The scientists have produced yards of woven, pure nanotubes in sheets two inches (five centimeters) wide. The method is easily scalable to produce sheets of any dimension and can roll them out as fast as 33 feet (7 meters) a minute.
The technique, which is described in the August 19 issue of the journal Science, begins by building nanotubes. Gaseous carbon atoms are coaxed to deposit themselves onto a specially prepared surface in an oven. The surface "catches" the atoms in such a way that they cling to each other and form into tubes.
Baughman likens the result to a tiny bamboo forest. The researcher catches the row of tubes from the "forest edge" with an adhesive strip. As the first row is pulled away, the second row clings to its neighbor and is also pulled away. Eventually, enough of a sheet is pulled away that it can be reeled up with a plastic roller.
But for now, the resulting "fabric" isn't nearly as strong as Kevlar.
Other scientists have experimented with producing nanotube-based materials by embedding the tubes in polymerslarge, chain-like molecules made from repeating links of smaller molecules. Rodney Andrews from the University of Kentucky has produced fibers this way that are five times stronger than Baughman's.
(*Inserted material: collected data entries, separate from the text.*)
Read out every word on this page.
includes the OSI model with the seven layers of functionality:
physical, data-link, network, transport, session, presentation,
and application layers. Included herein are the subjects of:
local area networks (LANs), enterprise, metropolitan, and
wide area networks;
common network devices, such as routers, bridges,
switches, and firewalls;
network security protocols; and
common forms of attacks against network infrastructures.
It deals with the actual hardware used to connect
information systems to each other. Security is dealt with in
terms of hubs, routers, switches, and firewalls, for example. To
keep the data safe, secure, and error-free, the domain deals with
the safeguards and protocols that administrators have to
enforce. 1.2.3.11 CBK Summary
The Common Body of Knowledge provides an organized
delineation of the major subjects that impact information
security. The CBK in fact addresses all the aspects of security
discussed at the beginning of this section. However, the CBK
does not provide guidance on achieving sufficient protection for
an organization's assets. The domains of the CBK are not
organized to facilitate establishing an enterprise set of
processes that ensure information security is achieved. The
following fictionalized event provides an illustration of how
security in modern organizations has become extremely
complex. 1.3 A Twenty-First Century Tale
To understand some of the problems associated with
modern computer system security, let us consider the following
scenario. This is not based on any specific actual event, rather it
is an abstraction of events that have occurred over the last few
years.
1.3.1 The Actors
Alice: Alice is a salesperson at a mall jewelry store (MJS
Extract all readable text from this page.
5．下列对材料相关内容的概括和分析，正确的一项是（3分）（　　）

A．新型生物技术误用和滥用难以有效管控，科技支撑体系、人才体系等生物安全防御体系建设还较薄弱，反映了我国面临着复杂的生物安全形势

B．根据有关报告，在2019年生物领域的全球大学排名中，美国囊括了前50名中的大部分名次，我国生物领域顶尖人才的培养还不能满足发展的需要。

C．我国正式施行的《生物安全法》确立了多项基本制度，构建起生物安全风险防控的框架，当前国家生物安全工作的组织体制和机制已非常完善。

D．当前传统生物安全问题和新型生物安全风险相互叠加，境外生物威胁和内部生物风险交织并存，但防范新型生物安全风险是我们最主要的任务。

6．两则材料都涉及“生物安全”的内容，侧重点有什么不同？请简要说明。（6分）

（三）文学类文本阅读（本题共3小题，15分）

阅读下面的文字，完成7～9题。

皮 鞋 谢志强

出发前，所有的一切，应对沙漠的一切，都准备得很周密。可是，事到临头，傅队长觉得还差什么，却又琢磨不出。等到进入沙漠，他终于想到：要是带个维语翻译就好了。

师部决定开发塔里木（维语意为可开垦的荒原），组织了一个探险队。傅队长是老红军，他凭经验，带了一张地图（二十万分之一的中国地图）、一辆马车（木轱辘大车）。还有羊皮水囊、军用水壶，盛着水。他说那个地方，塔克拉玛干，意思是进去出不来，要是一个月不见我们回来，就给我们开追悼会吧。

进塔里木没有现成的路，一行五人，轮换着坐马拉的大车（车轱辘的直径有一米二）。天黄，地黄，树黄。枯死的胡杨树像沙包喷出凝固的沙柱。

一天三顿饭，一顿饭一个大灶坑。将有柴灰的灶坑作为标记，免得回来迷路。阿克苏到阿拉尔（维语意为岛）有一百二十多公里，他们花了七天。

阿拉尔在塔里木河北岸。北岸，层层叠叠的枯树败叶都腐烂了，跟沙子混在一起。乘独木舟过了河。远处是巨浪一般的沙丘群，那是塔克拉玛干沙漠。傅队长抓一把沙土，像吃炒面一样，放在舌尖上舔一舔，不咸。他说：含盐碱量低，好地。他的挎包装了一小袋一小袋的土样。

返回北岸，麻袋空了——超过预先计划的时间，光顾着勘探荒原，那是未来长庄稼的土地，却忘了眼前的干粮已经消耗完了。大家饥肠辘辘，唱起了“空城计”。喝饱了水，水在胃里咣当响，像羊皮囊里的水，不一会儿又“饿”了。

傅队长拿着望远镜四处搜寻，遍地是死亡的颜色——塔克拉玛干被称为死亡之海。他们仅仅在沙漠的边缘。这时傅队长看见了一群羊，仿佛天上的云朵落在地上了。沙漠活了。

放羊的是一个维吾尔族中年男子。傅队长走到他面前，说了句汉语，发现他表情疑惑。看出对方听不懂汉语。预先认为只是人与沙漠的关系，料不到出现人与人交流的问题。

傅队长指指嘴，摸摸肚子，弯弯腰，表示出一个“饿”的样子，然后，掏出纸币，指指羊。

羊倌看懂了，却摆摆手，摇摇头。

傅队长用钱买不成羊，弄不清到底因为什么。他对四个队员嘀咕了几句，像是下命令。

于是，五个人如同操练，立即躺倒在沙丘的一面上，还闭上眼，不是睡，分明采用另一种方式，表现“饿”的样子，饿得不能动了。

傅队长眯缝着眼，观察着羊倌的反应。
"What's good about Ray's [product] is that it's made entirely out of nanotubes," Edwards said. "And the final material that will make up the [space elevator] tether will probably have to be at least 50 percent nanotubes."
Making the new carbon nanotube sheets stronger is a matter of finding better pulling methods and more advanced surfaces. Still, research won't produce a viable tether for some time, probably a few decades, Baughman said.
Edwards's own company, Carbon Designs Inc., also develops nanotube-based materials. He and other experts are slightly more optimistic, putting the estimated time of arrival of a space elevator tether at less than 20 years.
So don't pack your bags for the first space elevator trip anytime soon. But in the near future you might see carbon nanotubes coming to more commonplace products.
Carbon nanotubes have other interesting properties besides their strength, and Baughman has already demonstrated that their conductivity can make his sheets glow, providing whole surfaces that give light.
He's also shown that a sheet placed between pieces of glass will heat up when electrified, and may make for the perfect in-glass radio antenna.